Social media revolutionized the way we communicate. Approximately 70 percent of adults are active on social media, and that percentage is rising each year. Social media allows us to share our thoughts with people all over the world. It has also become a tool employers can use to monitor employees or investigate applicants.

While it has often been said we should “dance like no one’s watching,” everyone should post on social media like their boss is reading – because they probably are. Thus, employees should consider how social media activity may impact their employment.
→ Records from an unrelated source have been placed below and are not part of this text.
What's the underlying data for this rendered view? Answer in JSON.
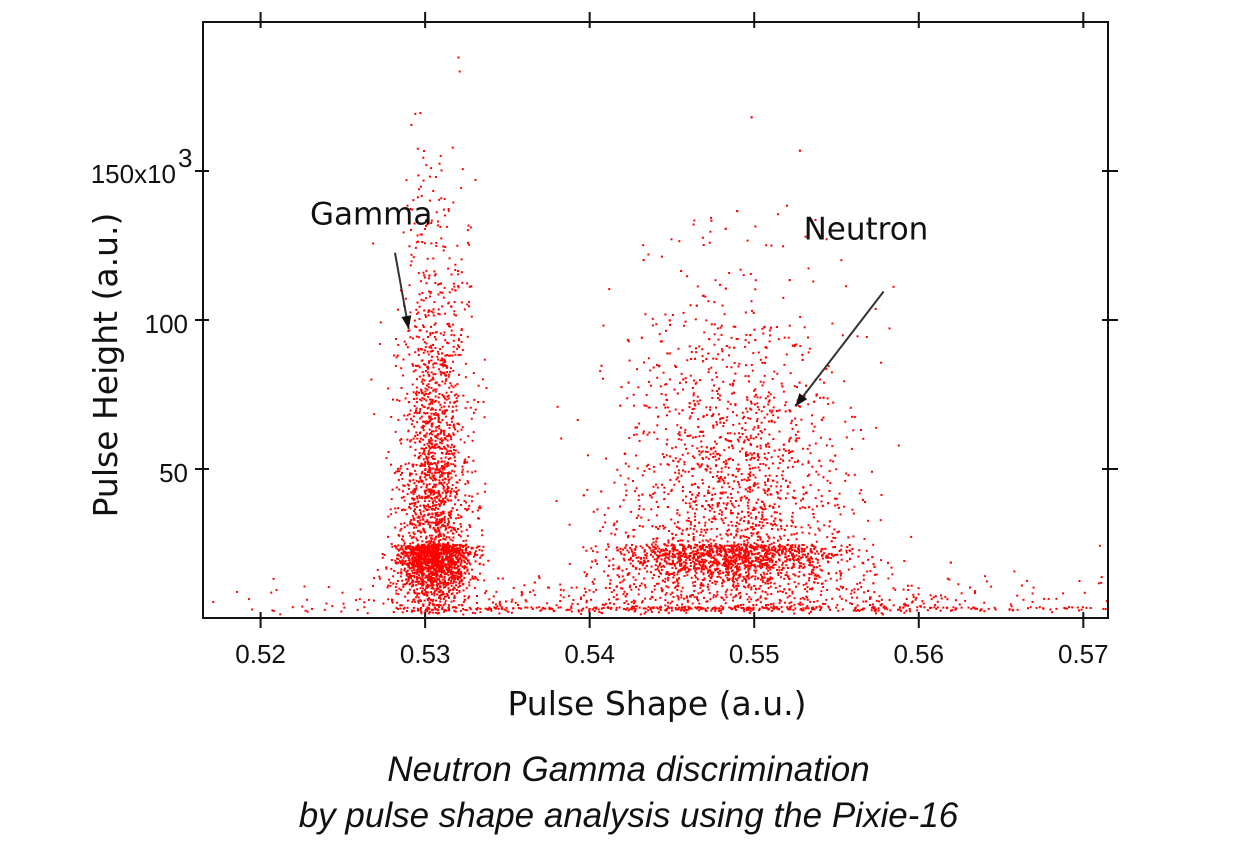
{
  "chart_data": {
    "type": "scatter",
    "title": "",
    "xlabel": "Pulse Shape (a.u.)",
    "ylabel": "Pulse Height (a.u.)",
    "xlim": [
      0.5165,
      0.5715
    ],
    "ylim": [
      0,
      200000
    ],
    "x_ticks": [
      {
        "value": 0.52,
        "label": "0.52"
      },
      {
        "value": 0.53,
        "label": "0.53"
      },
      {
        "value": 0.54,
        "label": "0.54"
      },
      {
        "value": 0.55,
        "label": "0.55"
      },
      {
        "value": 0.56,
        "label": "0.56"
      },
      {
        "value": 0.57,
        "label": "0.57"
      }
    ],
    "y_ticks": [
      {
        "value": 50000,
        "label": "50"
      },
      {
        "value": 100000,
        "label": "100"
      },
      {
        "value": 150000,
        "label": "150x10"
      }
    ],
    "y_tick_exponent": "3",
    "grid": false,
    "marker_color": "#ff0000",
    "series": [
      {
        "clusters": [
          {
            "x_center": 0.5305,
            "y_center": 25000,
            "x_spread": 0.0011,
            "y_spread": 30000,
            "weight": 0.42
          },
          {
            "x_center": 0.5485,
            "y_center": 25000,
            "x_spread": 0.0035,
            "y_spread": 25000,
            "weight": 0.46
          },
          {
            "x_center": 0.548,
            "y_center": 4000,
            "x_spread": 0.012,
            "y_spread": 3000,
            "weight": 0.12
          }
        ]
      }
    ],
    "annotations": [
      {
        "text": "Gamma",
        "x": 0.523,
        "y": 132000,
        "arrow_to": [
          0.529,
          97000
        ]
      },
      {
        "text": "Neutron",
        "x": 0.553,
        "y": 127000,
        "arrow_to": [
          0.5525,
          71000
        ]
      }
    ]
  },
  "caption": {
    "line1": "Neutron Gamma discrimination",
    "line2": "by pulse shape analysis using the Pixie-16"
  }
}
But, there are limits on when disciplinary action can happen in response to an employee’s social media activity.

Ohio is an “employment at will” state, which generally means that, absent an agreement stating otherwise, an employer may terminate an employee at any time, for any reason. As such, an employer may terminate an employee for their speech or conduct outside of work.

But there are some exceptions. The law protects employees from adverse employment action if it results from an employee’s disability, membership in a protected class, or attempts to unionize. If an employer would be prohibited from penalizing or terminating an employee for a circumstance in the workplace, those prohibitions extend to social media activity. For example, Title VII of the Civil Rights Act prohibits discrimination based on race, color, religion, sex, national origin, disability, or sexual orientation. Thus, an employer may not terminate an employee for posting religious views on social media. Similarly, Section 7 of the National Labor Relations Act guarantees employees the right to self-organize, form a union, and bargain collectively. Thus, terminating an employee for attempting to organize is prohibited, even if the attempt occurs on social media.

The rules are a bit more complicated with government employees, who have an added measure of protection from their employers—the First Amendment of the U.S. Constitution, which does not limit how private employers respond to otherwise unprotected social media activity by employees. The First Amendment’s protection applies to posts on social media by government employees. But the U.S. Supreme Court has determined this protection applies only when public employees are speaking as a private citizen. Generally, a public employee speaks as a private citizen when posting on a private social media account. But even then, Constitutional protection applies only to statements related to a matter of public concern or a political issue.

Because of the prevalence of social media, employers and employees should consider the possible effects of social media on their employment relationships. This article provides an overview of a nuanced area of law. You should contact an attorney with specific questions.